Type of Document Dissertation
Author Gugliotta, Angela
Author's Email Address agugliot@uchicago.edu
URN etd-12152004-121352
Title “HELL WITH THE LID TAKEN OFF:” A CULTURAL HISTORY OF AIR POLLUTION – PITTSBURGH
Degree Doctor of Philosophy
Department History
Advisory Committee
Advisor Name Title
Christopher Hamlin Committee Chair
Gail Bederman Committee Member
Thomas Schlereth Committee Member
Walter Nugent Committee Member
Keywords
  • Pittsburgh -- history
  • environmental science -- history
  • cultural history
  • air pollution -- history
  • urban history
  • environmental history
Date of Defense 2004-11-30
Availability unrestricted
Abstract
Pittsburgh has been known for coal smoke since its founding. Yet no comprehensive study

exists of the meaning of smoke to the city. Urban pollution is usually discussed in terms of

problem and solution. Such narratives seldom do justice to the mixed losses and benefits

inherent in historical outcomes or to the ambiguous motives and capacities of historical

actors. This dissertation asks when, for whom, and why smoke became a problem in

Pittsburgh. More broadly, it examines the rich variety of roles smoke played in urban

history.

Pittsburgh began as a frontier settlement. The smoky spectacle described in

travelers’ accounts advertised its abundant coal and industrial promise. Valued for

economic potential rather than civic culture, Pittsburgh’s future seemed precarious.

Environmental sacrifice shored up its uncertain prospects.

Nuisance judgements and local newspapers characterized opposition to smoke as a

threat to economic necessity – arising from luxurious and vicious tastes of coddled and feminized elites. By the 1880s technological changes, especially the introduction of natural

gas, broke connections between particular production processes and economic success. For

skilled workers of Pittsburgh’s National Labor Tribune, and their employers, values like

cleanliness, previously regarded as antithetical to industry, became supportive of it. Natural

gas made better steel, iron and glass than bituminous coal. Changes in class structure and

social geography encouraged elites to reject provincialism and frontier exceptionalism.
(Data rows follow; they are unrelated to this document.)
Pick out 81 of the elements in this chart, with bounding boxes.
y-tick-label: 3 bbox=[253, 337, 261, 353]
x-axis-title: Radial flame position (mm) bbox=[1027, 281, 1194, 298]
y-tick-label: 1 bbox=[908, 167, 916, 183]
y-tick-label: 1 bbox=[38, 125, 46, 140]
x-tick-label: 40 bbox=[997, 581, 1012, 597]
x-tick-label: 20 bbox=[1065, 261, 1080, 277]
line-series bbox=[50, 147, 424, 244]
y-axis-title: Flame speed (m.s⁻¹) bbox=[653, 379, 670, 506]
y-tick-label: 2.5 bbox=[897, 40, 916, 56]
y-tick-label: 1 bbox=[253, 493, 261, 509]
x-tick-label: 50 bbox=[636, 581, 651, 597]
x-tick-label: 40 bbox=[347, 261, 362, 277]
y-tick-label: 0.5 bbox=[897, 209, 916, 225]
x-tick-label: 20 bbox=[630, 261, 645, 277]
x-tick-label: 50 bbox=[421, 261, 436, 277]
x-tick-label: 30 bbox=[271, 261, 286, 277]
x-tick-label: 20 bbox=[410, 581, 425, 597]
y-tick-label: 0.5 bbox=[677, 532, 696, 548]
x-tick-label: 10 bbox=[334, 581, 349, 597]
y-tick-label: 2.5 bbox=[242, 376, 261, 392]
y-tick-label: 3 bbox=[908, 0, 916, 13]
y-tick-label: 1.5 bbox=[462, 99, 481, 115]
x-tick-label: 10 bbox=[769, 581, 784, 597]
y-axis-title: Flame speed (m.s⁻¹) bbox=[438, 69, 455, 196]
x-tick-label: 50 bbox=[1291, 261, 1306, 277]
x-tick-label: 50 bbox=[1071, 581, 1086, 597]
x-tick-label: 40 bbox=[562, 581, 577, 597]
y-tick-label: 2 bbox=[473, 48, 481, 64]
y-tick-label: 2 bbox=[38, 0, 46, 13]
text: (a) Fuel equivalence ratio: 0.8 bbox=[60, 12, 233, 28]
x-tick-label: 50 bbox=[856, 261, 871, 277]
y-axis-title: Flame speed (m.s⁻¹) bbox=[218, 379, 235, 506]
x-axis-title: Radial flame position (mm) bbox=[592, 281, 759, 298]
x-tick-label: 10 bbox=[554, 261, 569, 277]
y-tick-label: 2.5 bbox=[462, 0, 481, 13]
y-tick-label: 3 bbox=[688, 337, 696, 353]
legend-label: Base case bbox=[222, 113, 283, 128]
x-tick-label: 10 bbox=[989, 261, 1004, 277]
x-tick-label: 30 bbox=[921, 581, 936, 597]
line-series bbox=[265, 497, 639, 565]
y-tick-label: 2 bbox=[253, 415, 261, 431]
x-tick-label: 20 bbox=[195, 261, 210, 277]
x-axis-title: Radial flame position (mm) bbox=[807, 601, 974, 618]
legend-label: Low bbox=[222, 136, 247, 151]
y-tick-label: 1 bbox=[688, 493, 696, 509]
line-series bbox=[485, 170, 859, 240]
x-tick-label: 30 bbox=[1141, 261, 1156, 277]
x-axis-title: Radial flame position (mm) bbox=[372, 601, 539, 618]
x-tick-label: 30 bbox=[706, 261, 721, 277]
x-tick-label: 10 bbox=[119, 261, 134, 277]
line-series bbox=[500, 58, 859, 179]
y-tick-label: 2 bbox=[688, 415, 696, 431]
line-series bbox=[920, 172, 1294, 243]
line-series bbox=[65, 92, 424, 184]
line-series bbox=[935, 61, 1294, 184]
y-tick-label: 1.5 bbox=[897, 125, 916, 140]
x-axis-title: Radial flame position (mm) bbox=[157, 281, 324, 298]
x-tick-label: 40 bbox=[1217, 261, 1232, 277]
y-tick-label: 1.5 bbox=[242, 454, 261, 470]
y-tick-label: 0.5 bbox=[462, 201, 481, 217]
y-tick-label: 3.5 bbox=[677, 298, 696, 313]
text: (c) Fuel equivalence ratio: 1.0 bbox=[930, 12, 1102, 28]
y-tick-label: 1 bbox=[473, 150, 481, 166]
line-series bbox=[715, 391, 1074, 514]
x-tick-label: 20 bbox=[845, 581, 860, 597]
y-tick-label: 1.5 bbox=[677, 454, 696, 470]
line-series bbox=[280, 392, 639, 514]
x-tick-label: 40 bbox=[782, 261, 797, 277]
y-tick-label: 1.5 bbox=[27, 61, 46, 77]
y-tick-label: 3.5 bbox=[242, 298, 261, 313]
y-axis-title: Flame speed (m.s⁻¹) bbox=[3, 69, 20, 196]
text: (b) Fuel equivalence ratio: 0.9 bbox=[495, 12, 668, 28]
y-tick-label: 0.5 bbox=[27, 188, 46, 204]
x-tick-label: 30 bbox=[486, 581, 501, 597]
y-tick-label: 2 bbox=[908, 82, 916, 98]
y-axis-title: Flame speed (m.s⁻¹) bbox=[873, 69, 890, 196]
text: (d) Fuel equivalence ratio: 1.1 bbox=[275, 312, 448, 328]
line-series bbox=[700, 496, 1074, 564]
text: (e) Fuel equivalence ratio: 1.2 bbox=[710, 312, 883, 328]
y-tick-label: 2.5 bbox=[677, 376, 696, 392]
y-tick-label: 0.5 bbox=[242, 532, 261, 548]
From the 1890s on, interest in economic diversification justified smoke abatement

through values formerly seen as threats to economic welfare: leisure, consumption, and

domesticity, embodied in real estate and retail commerce. The Mellon Institute Smoke

Investigation and its successor studies (1911-1941) exhibit the interplay of such interests

with changing environmental, scientific and reform orientations. Despite such sustained

efforts, environmental attitudes fluctuated as depression and defense industry booms

reshaped civic hopes and fears.

Architects of Pittsburgh’s mid-twentieth century “Renaissance” would construct the

previous 150 years as an environmental Dark Age. Yet, Pittsburghers had no more

passively accepted smoke than they had unanimously resisted it. Throughout the period,

smoke had been put to varied political uses, serving diverse and shifting constituencies,

shaping and shaped by Pittsburgh’s social and cultural history.